In my own private conversations with several European diplomats, I heard the same concerns and anxiety about Trump’s personal behavior and policy approach. In interviews, senior European leaders were more diplomatic.
“I’m concerned [about Trump], but I’m also convinced that this special relationship will survive,” Danish Prime Minister Lars Loekke Rasmussen told me. “He has to realize realities, and the reality of life is that Europe will stick together.”
European leaders are trying to minimize the tension and address Trump’s grievances where they can. But when Trump says or does things that have the effect of undermining U.S.-European relations, European leaders are confused and rattled.
“People in Europe worry, one about the unpredictability and two about whether there’s a real commitment to the transatlantic alliance on the basis of values, not simply on the basis of interests,” former British prime minister Tony Blair told me. “People are unclear, though clarity could very easily be given, whether these are just random statements about issues or whether they are reflective of a more profound shift of American views around the world.”
Blair also said he believes the transatlantic relationship will survive and Trump’s behavior does not represent a fundamental shift in the U.S. commitment to Europe. But Biden told me Trump’s actions feed into distrust of the liberal world order that is widening the gap between Western governments and their people, with drastic consequences.

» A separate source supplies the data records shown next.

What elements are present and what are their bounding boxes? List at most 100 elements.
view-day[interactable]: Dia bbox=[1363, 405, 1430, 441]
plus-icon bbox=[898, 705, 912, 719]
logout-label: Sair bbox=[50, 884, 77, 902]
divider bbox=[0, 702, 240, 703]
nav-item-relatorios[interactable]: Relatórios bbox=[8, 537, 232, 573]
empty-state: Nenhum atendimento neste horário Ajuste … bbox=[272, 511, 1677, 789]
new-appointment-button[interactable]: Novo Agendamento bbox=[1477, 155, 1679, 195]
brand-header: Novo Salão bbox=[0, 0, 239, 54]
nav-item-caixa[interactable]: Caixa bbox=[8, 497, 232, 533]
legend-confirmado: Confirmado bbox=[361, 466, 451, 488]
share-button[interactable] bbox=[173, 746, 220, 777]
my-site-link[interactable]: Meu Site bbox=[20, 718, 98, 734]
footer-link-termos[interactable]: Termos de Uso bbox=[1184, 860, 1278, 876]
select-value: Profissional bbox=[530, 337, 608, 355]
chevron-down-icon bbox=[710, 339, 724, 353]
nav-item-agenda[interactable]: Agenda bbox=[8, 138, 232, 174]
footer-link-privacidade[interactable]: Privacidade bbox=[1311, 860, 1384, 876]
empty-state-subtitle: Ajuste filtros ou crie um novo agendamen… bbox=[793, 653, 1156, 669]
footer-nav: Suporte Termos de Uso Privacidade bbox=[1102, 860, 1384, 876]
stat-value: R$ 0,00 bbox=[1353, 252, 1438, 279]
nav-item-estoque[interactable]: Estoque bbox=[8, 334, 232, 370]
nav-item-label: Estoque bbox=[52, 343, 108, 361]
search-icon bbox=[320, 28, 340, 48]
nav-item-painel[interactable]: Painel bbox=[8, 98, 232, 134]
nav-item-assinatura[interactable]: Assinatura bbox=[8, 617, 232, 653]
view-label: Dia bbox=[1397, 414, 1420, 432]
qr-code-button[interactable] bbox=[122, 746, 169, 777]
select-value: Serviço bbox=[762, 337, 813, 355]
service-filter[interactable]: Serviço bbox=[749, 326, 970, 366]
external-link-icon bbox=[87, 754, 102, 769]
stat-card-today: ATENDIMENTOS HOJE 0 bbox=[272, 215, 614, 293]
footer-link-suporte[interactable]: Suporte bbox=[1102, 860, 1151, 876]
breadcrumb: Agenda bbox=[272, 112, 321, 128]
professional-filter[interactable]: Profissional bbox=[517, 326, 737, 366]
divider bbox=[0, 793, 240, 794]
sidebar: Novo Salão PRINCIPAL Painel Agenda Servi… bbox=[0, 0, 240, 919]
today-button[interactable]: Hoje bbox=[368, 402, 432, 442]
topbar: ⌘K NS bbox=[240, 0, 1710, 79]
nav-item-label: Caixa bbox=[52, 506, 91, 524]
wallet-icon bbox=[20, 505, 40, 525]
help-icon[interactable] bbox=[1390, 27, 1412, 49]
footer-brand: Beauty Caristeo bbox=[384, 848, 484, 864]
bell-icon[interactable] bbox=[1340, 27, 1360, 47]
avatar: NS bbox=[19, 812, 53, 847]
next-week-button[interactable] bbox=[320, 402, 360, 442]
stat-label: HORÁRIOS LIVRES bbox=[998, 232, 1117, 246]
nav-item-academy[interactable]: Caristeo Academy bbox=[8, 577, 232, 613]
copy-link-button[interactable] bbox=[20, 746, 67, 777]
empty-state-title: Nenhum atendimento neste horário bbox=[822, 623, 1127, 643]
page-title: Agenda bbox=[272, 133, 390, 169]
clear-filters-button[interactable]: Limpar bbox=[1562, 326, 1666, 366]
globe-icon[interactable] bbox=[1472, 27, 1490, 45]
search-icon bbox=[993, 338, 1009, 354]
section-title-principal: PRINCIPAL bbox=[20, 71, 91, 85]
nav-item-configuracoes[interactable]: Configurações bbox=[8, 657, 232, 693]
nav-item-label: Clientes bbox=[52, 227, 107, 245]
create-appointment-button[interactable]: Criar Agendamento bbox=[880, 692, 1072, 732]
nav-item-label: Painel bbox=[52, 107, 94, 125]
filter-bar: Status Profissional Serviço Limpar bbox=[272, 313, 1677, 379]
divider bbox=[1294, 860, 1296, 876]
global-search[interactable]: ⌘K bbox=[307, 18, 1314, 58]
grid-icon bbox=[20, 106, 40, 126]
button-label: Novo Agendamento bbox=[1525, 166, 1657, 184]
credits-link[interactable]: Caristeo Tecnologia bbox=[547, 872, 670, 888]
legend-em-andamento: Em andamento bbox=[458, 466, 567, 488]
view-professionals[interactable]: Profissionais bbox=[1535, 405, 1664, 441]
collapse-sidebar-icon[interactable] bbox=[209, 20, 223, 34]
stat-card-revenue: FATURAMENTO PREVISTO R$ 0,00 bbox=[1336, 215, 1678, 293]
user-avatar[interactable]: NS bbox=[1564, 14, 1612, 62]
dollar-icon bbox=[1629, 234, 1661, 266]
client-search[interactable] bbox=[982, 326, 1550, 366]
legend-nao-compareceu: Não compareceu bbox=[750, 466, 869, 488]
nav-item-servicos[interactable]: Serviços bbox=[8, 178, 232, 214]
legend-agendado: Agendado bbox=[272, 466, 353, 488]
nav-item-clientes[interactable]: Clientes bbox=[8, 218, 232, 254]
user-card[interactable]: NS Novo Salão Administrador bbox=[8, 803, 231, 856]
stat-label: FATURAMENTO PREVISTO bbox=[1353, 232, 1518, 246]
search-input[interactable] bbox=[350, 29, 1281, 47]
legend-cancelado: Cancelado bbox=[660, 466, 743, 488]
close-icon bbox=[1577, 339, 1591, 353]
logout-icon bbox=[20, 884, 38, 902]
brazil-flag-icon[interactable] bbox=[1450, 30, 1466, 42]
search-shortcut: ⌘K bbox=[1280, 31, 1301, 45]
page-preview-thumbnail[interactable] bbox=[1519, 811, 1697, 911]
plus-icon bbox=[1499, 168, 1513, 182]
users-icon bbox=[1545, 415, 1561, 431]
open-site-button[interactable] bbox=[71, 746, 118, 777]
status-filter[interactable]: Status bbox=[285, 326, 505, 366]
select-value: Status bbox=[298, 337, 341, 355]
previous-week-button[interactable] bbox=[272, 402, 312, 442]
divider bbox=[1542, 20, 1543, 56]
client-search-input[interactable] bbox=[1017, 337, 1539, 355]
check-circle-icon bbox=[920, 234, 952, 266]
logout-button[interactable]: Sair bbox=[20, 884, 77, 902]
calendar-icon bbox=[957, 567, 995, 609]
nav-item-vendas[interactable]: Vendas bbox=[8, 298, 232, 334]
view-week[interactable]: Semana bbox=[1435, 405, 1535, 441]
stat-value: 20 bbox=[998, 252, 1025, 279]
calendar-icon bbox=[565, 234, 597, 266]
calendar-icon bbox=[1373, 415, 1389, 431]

“It lends itself to charlatans who take two isms — nationalism and populism — and use them to open up space to be able to abuse power,” Biden said. “I think that’s what’s going on right now in America.”
Biden said governments have to reconnect with their lost constituents, address their anxieties and educate them on the value that European alliances give to the United States. He also said that U.S. voters need to vote Trump out of office. I asked him whether this crisis in the democratic world makes him want to run for president in 2020. He said no.
“It makes me feel guilty about not wanting to [run for president],” he said. “But it doesn’t make me want to. I’m not looking to live in the White House, I’ve seen it up close.”
He then added: “But all kidding aside, I don’t know what I’m going to do.”